== Porting the code to NVidia GPU using the OpenACC programming model

Tests can be done on host {{{inferno}}} only, using the PGI-FORTRAN compiler. Required settings:
{{{
export LM_LICENSE_FILE=27000@lizenzserv.rrzn.uni-hannover.de
export PATH=/localdata/opt/mpich2/1.4.1p1/bin:$PATH
export PATH=$PATH:/muksoft/packages/intel/bin:/muksoft/bin
export PATH=$PATH:/localdata/opt/pgi/linux86-64/12.5/bin:/usr/local/cuda/bin
}}}
Compiler settings are given in
{{{
.../trunk/SCRIPTS/.mrun.config.imuk_gpu
}}}
Please note settings of cpp-directives.\\
Test parameter set:
{{{
/home/raasch/current_version/JOBS/gputest/INPUT/gputest_p3d
}}}
Please note that {{{loop_optomization = 'acc'}}} has to be set.
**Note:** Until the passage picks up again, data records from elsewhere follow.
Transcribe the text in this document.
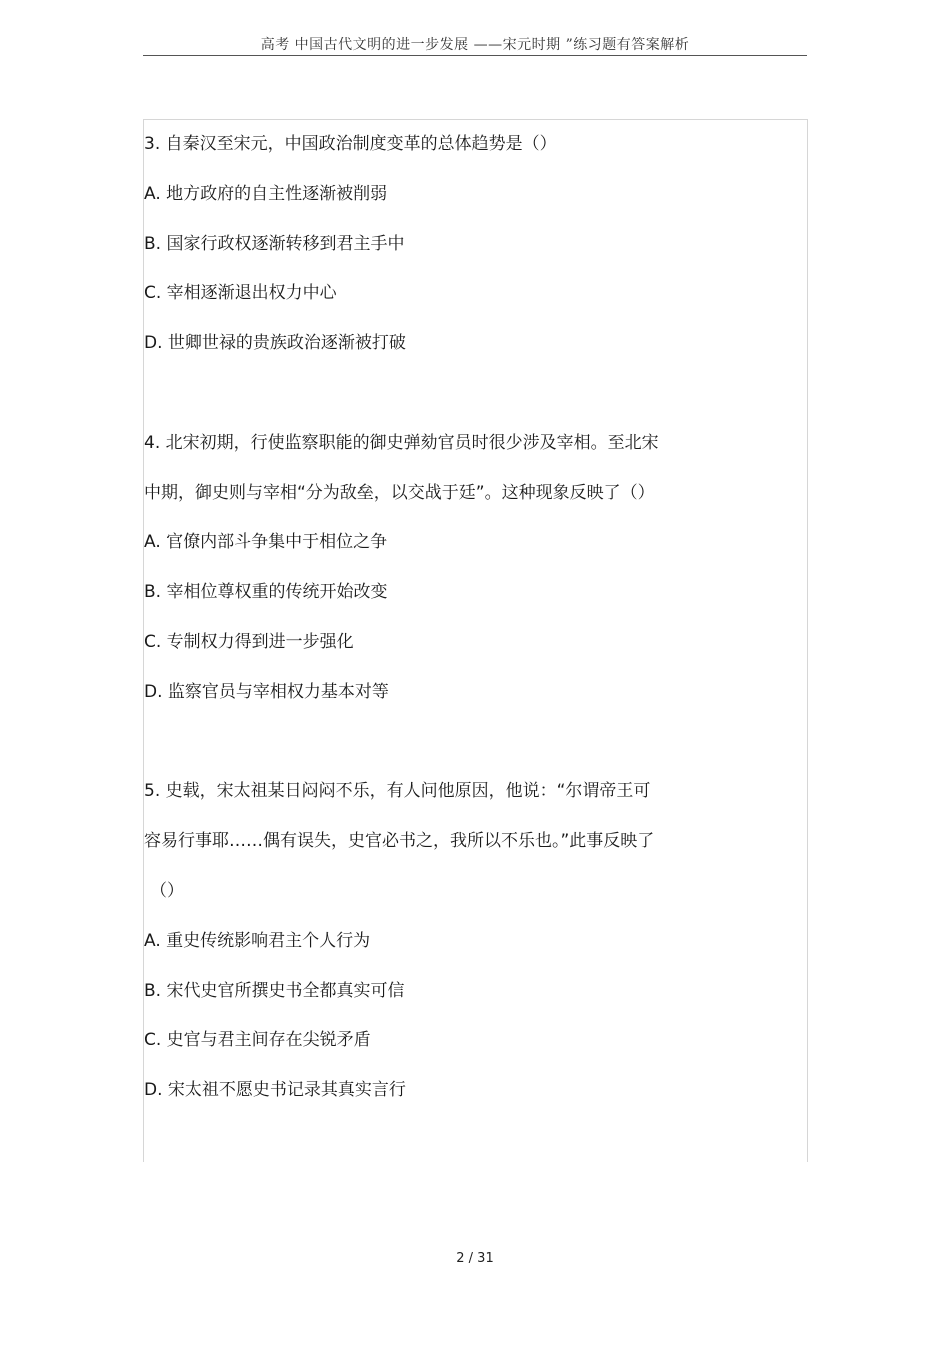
高考 中国古代文明的进一步发展 ——宋元时期 ”练习题有答案解析
3. 自秦汉至宋元，中国政治制度变革的总体趋势是（）
A. 地方政府的自主性逐渐被削弱
B. 国家行政权逐渐转移到君主手中
C. 宰相逐渐退出权力中心
D. 世卿世禄的贵族政治逐渐被打破
4. 北宋初期，行使监察职能的御史弹劾官员时很少涉及宰相。至北宋
中期，御史则与宰相“分为敌垒，以交战于廷”。这种现象反映了（）
A. 官僚内部斗争集中于相位之争
B. 宰相位尊权重的传统开始改变
C. 专制权力得到进一步强化
D. 监察官员与宰相权力基本对等
5. 史载，宋太祖某日闷闷不乐，有人问他原因，他说：“尔谓帝王可
容易行事耶……偶有误失，史官必书之，我所以不乐也。”此事反映了
（）
A. 重史传统影响君主个人行为
B. 宋代史官所撰史书全都真实可信
C. 史官与君主间存在尖锐矛盾
D. 宋太祖不愿史书记录其真实言行
2 / 31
Results of tests are stored in the respective {{{MONITORING}}} directory.

'''Report on current activities:'''

r1015 \\
prognostic equations (partly: q and sa is missing), prandtl_fluxes, and diffusivities have been ported \\
additional versions for tendency subroutines have been created ({{{..._acc}}}) \\
statistics are not ported at all \\
speedup seems to be similar to what have been reported by Klaus Ketelsen \\
measurements with Intel compiler on {{{inferno}}} still have to be carried out

'''Results:''' \\
.6   pgf90 without any acc kernels \\
.31  last acc version \\
.32  ifort (on bora) using acc-branch \\
.34  ifort (on bora) using vector-branch \\\\

'''Next steps:'''

* porting the Poisson solver following Klaus' suggestions (there is still a bug in his last version), implement fast tridiagonal solver for GPU
* creating a single core version (without using MPI, so that host-device transfer is minimized)
* testing the PGI 12.6 compiler version, porting of flow_statistics if reduction is implemented, check the capability of parallel regions
* update ghost boundaries only, overlapping of update/MPI and computation?
* overlapping communication
* porting of remaining things (averaging, I/O, etc.)
* ...